Minnesota job skills training trying to reach deeper into ag sector
Farmers and agribusiness who want to learn more about the Minnesota Dual-Training Pipeline can participate in a one-hour online forum at 1 p.m., Feb. 7, 2023.
ST. PAUL — Minnesota wants more farms and agribusinesses to take advantage of a state program that helps pay for training in careers such as farm manager, swine technician and equipment mechanic.
The Department of Labor and Industry, the Minnesota Dual-Training Pipeline will pay for $6,000 worth of education per worker, with up to $150,000 per employer.
Agriculture is one of four employment sectors targeted by the program. Farmers and agribusiness who want to learn more can participate in a one-hour online forum at 1 p.m., Feb. 7. Those interested can find the registration link at https://www.dli.mn.gov/business/workforce/pipeline-events .
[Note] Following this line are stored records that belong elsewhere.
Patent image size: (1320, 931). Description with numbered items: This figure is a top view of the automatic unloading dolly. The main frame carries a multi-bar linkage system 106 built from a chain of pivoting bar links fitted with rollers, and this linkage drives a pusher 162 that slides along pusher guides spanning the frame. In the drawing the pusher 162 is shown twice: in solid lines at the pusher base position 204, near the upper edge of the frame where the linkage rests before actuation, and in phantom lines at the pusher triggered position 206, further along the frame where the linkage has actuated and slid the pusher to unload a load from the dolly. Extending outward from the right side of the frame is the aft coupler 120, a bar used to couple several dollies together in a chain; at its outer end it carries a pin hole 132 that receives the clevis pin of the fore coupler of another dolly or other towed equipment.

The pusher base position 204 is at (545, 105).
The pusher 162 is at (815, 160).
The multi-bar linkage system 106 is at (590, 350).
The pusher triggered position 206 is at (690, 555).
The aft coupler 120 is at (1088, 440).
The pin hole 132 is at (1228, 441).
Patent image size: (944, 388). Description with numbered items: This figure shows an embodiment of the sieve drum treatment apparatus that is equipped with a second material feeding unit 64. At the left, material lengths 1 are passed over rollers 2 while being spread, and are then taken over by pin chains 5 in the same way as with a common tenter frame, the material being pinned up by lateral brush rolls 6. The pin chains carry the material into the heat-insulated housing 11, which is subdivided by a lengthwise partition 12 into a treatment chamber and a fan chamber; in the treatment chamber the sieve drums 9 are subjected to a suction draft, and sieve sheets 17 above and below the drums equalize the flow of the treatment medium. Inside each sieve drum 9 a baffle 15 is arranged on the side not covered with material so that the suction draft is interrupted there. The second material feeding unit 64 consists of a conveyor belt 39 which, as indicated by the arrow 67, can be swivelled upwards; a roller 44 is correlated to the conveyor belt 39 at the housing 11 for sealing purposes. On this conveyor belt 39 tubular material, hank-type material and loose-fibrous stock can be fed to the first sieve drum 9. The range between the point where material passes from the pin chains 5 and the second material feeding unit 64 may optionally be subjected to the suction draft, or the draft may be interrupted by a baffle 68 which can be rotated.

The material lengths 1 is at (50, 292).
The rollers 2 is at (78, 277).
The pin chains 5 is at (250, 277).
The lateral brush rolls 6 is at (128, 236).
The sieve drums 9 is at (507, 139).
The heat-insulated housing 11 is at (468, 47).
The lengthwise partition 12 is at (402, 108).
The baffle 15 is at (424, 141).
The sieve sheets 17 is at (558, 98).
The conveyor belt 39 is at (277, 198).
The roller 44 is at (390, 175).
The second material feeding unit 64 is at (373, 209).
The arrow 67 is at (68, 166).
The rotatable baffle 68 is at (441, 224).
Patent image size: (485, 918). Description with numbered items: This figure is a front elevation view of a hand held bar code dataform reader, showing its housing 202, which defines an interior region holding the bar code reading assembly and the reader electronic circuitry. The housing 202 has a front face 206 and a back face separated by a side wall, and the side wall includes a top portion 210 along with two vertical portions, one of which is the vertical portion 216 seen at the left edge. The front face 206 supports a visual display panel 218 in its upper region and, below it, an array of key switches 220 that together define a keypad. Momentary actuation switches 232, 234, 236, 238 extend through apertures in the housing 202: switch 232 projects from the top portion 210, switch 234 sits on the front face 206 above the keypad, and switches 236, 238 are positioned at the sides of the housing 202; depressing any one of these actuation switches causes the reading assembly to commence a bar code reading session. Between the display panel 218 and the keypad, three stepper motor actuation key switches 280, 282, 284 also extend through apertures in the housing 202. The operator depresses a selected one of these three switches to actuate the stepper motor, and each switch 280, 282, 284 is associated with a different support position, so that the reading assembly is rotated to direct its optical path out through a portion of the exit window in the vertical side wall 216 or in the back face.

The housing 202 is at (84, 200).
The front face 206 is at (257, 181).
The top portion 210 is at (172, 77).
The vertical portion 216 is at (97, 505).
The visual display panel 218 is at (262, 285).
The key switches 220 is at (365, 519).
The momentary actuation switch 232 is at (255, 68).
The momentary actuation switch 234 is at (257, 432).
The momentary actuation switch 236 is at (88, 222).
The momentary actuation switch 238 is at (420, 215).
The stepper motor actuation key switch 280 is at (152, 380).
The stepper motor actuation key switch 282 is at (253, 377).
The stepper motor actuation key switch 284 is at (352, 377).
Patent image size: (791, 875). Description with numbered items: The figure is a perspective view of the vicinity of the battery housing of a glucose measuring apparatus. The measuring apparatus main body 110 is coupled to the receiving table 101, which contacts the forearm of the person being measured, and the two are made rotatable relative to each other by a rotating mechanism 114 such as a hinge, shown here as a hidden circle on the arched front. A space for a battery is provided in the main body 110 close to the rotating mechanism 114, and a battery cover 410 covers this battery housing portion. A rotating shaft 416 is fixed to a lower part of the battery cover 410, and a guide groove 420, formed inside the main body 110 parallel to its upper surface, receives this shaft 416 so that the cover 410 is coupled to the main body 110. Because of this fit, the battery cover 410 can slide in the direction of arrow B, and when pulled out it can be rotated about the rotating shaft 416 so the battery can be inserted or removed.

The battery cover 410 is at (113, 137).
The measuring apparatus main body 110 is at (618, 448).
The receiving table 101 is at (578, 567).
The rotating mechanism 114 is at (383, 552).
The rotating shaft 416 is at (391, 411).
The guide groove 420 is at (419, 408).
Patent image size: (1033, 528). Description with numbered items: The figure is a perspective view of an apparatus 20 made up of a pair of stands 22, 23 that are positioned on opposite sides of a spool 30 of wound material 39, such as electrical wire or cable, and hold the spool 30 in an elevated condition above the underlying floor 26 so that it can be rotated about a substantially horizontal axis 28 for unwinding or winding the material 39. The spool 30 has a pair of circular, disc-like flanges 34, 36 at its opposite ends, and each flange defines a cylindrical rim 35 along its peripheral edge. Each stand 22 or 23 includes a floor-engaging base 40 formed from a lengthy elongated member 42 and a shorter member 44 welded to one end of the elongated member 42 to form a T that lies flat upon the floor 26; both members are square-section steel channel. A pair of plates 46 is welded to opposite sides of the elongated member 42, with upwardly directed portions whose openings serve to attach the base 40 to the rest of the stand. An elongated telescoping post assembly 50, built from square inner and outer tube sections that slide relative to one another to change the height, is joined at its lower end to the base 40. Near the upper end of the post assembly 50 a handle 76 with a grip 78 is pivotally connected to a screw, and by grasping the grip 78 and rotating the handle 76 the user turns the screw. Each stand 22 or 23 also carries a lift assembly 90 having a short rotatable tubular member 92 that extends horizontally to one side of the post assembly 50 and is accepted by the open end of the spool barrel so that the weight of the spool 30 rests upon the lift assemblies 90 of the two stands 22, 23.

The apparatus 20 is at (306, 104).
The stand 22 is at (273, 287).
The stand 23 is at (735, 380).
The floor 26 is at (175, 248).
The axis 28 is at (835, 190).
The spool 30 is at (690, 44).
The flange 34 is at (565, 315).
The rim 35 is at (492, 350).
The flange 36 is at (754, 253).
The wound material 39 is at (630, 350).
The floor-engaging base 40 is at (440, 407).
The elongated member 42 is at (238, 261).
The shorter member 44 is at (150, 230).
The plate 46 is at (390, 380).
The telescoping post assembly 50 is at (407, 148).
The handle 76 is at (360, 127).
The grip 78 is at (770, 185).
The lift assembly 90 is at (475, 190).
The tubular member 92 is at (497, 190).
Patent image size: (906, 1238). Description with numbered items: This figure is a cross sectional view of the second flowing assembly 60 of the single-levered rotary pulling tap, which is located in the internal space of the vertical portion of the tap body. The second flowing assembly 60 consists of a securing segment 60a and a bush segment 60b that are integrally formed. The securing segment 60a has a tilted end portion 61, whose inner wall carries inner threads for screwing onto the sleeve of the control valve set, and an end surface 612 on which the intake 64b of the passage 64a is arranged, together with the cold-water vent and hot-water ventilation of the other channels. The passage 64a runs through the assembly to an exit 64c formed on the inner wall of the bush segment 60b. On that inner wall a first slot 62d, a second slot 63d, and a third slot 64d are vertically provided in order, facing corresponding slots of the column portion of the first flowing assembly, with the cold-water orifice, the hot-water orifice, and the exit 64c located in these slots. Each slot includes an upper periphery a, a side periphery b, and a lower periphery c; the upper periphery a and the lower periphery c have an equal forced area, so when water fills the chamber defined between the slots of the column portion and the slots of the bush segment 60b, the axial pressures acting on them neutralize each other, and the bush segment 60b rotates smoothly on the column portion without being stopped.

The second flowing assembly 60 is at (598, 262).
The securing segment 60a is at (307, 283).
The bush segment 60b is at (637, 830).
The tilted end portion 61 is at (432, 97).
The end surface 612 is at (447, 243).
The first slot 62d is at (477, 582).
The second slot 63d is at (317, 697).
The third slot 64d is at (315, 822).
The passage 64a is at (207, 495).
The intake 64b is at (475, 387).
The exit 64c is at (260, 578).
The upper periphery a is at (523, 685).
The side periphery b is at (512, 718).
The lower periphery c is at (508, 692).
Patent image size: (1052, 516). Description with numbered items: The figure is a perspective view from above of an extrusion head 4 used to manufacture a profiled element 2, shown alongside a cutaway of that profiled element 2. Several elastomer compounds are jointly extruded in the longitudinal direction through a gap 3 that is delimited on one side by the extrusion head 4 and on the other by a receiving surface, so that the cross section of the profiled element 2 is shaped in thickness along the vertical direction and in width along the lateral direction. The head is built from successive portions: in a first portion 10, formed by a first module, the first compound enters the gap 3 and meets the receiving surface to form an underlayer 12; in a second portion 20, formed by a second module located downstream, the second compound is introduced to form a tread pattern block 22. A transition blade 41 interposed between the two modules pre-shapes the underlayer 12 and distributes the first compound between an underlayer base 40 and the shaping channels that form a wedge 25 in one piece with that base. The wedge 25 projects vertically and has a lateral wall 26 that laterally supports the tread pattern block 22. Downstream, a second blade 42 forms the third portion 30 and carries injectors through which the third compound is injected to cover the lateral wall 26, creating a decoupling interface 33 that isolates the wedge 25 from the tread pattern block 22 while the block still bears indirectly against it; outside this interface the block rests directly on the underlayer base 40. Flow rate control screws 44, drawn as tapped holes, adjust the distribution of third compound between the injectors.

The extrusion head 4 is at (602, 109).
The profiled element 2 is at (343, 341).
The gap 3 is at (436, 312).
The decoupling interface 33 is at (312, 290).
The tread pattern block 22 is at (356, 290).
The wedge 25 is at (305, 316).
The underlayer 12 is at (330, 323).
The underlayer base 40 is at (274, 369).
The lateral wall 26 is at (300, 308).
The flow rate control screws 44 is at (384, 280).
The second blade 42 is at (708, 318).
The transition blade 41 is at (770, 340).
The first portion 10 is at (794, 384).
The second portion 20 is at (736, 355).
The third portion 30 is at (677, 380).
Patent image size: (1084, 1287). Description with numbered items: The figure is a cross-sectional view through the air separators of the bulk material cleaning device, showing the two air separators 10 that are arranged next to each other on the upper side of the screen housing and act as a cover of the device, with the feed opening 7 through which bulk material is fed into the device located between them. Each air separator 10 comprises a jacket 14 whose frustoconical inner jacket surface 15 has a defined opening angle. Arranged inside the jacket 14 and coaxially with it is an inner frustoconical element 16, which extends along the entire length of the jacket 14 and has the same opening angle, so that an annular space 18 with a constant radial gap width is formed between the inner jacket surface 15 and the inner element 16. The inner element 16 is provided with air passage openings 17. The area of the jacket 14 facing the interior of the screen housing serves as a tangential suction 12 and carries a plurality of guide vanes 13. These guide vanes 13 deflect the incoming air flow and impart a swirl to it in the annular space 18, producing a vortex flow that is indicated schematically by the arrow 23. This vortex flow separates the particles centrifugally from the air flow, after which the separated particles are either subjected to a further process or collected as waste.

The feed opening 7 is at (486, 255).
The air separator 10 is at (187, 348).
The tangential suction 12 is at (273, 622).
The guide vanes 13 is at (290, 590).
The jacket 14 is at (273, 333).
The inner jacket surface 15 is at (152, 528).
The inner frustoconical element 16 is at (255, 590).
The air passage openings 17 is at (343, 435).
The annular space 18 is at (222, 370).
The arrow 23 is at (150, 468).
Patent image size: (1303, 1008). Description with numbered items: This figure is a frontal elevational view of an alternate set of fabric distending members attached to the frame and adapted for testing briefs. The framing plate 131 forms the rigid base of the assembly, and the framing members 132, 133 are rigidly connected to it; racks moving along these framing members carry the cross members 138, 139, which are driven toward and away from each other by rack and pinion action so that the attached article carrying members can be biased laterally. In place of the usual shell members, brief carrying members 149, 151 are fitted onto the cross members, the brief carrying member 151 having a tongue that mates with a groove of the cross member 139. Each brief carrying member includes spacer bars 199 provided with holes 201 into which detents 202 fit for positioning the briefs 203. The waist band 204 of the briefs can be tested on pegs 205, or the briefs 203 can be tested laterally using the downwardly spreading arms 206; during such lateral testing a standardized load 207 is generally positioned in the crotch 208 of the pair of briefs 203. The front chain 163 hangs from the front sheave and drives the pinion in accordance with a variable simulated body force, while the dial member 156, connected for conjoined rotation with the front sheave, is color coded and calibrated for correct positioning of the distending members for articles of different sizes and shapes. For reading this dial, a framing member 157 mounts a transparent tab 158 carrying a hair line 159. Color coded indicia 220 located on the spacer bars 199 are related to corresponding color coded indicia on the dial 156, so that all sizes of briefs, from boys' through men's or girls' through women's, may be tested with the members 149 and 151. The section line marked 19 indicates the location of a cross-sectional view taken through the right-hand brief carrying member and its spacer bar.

A grant application program opens March 1 and closes April 3.
While agriculture is one of four areas of emphasis, along with advanced manufacturing, health care services and information technology, state officials say the program has more typically been used by larger agribusiness than by farms, but they are hoping to reach more small employers.
American Crystal Sugar has used the grants to train workers at its sugarbeet processing plant in Moorhead. While Crystal is an agribusiness, the training grants have been used for mechatronics in its sugar refining.
The situation is similar for Seneca Foods in Montgomery and AGCO in Jackson.
“So they are kind of intertwined, but I also want to break more into the agriculture industry,” said Erik Holtan, a consultant for the program.
The Feb. 7 online presentation will include information from the Minnesota Landscape Arboretum, which has used grants from the dual pipeline program.
“In addition to being a training provider themselves, they also are a really large working farm. And they have leveraged this program for themselves to train folks in horticulture farm manager kind of roles,” said Dan Solomon, manager of the Minnesota Dual-Training Pipeline. “We know, it's really helpful for employers to not just hear from program staff, but also hear from folks in the field, who can share about their experience with the program and how to set up dual training.”
The program has about a dozen job categories that are eligible and plan to add reimbursement for veterinary training.
While the business or farm needs to be in Minnesota to be eligible, Solomon said the training could come from an out-of-state school, private school, or online school. But he said the training needs to result in some sort of degree, certificate or industry recognized credential.
Solomon said that while typically the training is happening in the same months that the worker is on the job, there may be some flexibility for more seasonal jobs.
“Ag has been a challenging industry of our four industries, but I think we're constantly trying to learn and adapt,” Solomon said.